Functional neuroimaging at different disease stages reveals distinct phases of neuroplastic changes in amyotrophic lateral sclerosis
Article first published online: 2 JUN 2010
Copyright © 2010 Wiley-Liss, Inc.
Human Brain Mapping
Volume 32, Issue 5, pages 750–758, May 2011
How to Cite
Mohammadi, B., Kollewe, K., Samii, A., Dengler, R. and Münte, T. F. (2011), Functional neuroimaging at different disease stages reveals distinct phases of neuroplastic changes in amyotrophic lateral sclerosis. Hum. Brain Mapp., 32: 750–758. doi: 10.1002/hbm.21064
- Issue published online: 11 APR 2011
- Article first published online: 2 JUN 2010
- Manuscript Accepted: 2 MAR 2010
- Manuscript Revised: 6 JAN 2010
- Manuscript Received: 22 SEP 2009
- DFG and BMBF
- disease progression;
- ipsilateral activation
Some previous functional magnetic resonance imaging (fMRI) studies have revealed increased activation in amyotrophic lateral sclerosis (ALS) patients but longitudinal data on such activation changes are lacking. To assess the time course of changes in fMRI patterns and their potential contribution to the understanding of ALS pathophysiology, we, therefore, investigated a total of 22 patients with ALS and matched control participants while they performed a blocked motor task. Patients were assigned to three groups according to whether they had no (MRC grade 5), mild (MRC 4), or marked (MRC 3) weakness of the examined right hand. Significant activations were seen in primary motor and premotor cortex, somatosensory cortex, supplementary motor area and subcortical areas in all groups.
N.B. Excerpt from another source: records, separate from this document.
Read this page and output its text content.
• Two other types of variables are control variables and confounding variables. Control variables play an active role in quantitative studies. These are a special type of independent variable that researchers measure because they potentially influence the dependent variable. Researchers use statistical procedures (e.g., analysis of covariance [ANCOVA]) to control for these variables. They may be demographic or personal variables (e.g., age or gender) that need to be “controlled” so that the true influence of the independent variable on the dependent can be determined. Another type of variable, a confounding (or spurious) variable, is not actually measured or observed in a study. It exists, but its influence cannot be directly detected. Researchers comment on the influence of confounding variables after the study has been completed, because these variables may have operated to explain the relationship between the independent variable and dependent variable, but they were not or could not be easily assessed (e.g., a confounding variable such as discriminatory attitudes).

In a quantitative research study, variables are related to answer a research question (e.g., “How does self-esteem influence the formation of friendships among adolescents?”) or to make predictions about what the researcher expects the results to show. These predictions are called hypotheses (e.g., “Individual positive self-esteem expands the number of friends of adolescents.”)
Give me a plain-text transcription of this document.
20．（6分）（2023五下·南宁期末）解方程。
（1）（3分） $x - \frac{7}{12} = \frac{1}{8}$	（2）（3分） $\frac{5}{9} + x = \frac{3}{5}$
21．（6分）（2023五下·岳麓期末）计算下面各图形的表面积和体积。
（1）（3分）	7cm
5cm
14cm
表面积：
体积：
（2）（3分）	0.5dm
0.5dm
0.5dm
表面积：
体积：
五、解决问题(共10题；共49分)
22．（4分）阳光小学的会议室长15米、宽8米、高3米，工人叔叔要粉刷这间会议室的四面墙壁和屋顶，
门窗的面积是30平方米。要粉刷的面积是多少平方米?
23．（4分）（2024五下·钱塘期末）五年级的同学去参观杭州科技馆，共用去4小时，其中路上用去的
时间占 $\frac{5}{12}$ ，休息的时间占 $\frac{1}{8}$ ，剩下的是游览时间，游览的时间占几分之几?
The size of the activated area in the contralateral sensorimotor cortex was increased to a similar degree in all three ALS groups compared to control participants irrespective of weakness on clinical examination. Whereas movement related signal change and beta weights extracted from the activated cluster were unchanged relative to controls in ALS patients with no weakness, a marked decrease of these parameters was seen in patients with weakness. Two distinct stages of neuroplastic changes could be identified in ALS (first: increase of the activated area in contralateral sensorimotor cortex; second: reduction of signal change and beta weights with increasing weakness). We interpret the increase of the activated area as a result of decreased intracortical inhibition and the reduction of movement related signal change and beta weights as a consequence of loss of upper motor neurons. Hum Brain Mapp, 2011. © 2010 Wiley-Liss, Inc.